Interior secretary calls his agency’s employees disloyal
Speech to oil industry reflects turbulence within his department.
WASHINGTON — Interior Secretary Ryan Zinke walked into a big gathering of the National Petroleum Council on Monday already facing at least two government investigations for his management of the department’s workforce of 70,000 — but that didn’t stop him from bashing his employees.
Zinke said at the gathering that he figured upon taking his post that nearly a third of the people at the department were disloyal. The comment may have shed light on the secretary’s reasons for directing department officials to reassign about 50 top managers in June, as soon as the move may have been legally permissible.
Several of the managers interviewed by The Times said they were puzzled by the directives, which sent them to corners of the agency where they had no expertise. At least one has filed a whistle-blower lawsuit.
The department is declining to comment on the specific charges leveled against Zinke. But the secretary had plenty to say about what he thinks of the workforce during his talk before the oil trade group.
He said he knew when he took over the department in March that “I got 30% of the crew that’s not loyal to the flag,” according to a report by the Associated Press. He compared the department to a pirate ship that captures “a prized ship at sea, and only the captain and the first mate row over” to finish the mission.
Walter Shaub, who in July resigned his post running the federal Office of Government Ethics after repeated clashes with the Trump administration, tweeted that Zinke is misguided about what loyalty means.
“Feds are loyal to America, not junior cabinet secretaries and politicians,” he wrote.
Some senior civil servants have charged that Zinke’s moves were intended to drive experienced managers from federal employment.
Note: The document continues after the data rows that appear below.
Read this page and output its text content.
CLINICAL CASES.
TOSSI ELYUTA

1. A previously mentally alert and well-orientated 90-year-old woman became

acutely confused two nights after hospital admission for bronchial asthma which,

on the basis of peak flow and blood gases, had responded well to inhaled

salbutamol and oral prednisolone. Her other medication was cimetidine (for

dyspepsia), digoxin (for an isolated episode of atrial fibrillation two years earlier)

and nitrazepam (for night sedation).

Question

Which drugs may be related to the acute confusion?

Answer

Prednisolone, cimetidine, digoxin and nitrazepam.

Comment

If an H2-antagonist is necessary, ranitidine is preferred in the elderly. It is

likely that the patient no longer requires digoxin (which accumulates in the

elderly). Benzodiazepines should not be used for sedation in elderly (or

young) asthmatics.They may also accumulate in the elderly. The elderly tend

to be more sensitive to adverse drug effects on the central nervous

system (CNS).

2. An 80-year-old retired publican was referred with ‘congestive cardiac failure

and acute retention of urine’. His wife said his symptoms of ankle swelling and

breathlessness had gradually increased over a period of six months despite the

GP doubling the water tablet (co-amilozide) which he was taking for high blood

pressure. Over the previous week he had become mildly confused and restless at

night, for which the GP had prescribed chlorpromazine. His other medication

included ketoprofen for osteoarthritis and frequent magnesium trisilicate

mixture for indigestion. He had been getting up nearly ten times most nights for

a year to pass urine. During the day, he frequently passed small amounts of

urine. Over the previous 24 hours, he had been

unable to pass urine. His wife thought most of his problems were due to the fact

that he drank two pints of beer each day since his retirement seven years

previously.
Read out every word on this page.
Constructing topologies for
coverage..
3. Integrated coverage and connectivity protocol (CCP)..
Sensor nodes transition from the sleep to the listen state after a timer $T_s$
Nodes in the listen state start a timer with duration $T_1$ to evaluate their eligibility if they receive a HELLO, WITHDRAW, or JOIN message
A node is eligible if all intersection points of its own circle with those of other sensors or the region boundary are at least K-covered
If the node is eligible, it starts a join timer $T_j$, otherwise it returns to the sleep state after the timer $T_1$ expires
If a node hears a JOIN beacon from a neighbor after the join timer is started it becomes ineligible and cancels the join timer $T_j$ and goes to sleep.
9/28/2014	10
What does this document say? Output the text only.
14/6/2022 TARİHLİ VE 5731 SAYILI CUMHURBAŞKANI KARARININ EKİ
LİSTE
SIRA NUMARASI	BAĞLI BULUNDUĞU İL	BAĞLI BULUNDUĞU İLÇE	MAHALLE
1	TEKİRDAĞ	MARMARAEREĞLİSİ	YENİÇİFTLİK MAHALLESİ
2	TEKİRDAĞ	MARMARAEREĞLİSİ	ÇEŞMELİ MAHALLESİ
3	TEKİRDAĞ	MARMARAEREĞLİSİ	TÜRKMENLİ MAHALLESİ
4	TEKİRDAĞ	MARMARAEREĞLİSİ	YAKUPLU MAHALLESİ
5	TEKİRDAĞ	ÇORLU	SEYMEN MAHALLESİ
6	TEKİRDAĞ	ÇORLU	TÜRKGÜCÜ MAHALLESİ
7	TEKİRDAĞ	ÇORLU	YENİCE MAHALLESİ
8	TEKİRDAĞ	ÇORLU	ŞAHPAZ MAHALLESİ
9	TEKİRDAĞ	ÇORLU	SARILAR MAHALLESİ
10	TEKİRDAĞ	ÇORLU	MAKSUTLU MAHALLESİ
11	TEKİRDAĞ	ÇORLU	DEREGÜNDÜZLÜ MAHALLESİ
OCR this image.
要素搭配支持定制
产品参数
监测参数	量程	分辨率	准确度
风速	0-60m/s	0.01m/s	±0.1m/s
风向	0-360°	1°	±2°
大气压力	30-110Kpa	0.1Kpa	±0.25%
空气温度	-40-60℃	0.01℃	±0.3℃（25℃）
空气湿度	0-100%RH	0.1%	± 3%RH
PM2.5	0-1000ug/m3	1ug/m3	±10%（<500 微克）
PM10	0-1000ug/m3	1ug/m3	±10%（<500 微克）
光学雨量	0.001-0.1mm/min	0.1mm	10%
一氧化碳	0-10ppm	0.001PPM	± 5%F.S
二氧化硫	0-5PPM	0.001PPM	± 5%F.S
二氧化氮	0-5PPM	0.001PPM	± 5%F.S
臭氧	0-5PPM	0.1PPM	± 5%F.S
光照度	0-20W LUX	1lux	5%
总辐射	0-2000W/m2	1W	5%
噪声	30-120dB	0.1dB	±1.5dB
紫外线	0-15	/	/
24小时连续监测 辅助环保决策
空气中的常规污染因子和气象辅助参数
If that was the motive, Zinke succeeded in some cases.
But the reassignments also landed the department in a high-profile whistleblower lawsuit, filed by Joel Clement, the department’s director of policy analysis who had been leading some of its highest-profile climate change work. Clement was plucked from his work helping Alaskan villages imperiled by rising seas and placed in a post overseeing the auditing of oil and gas leases.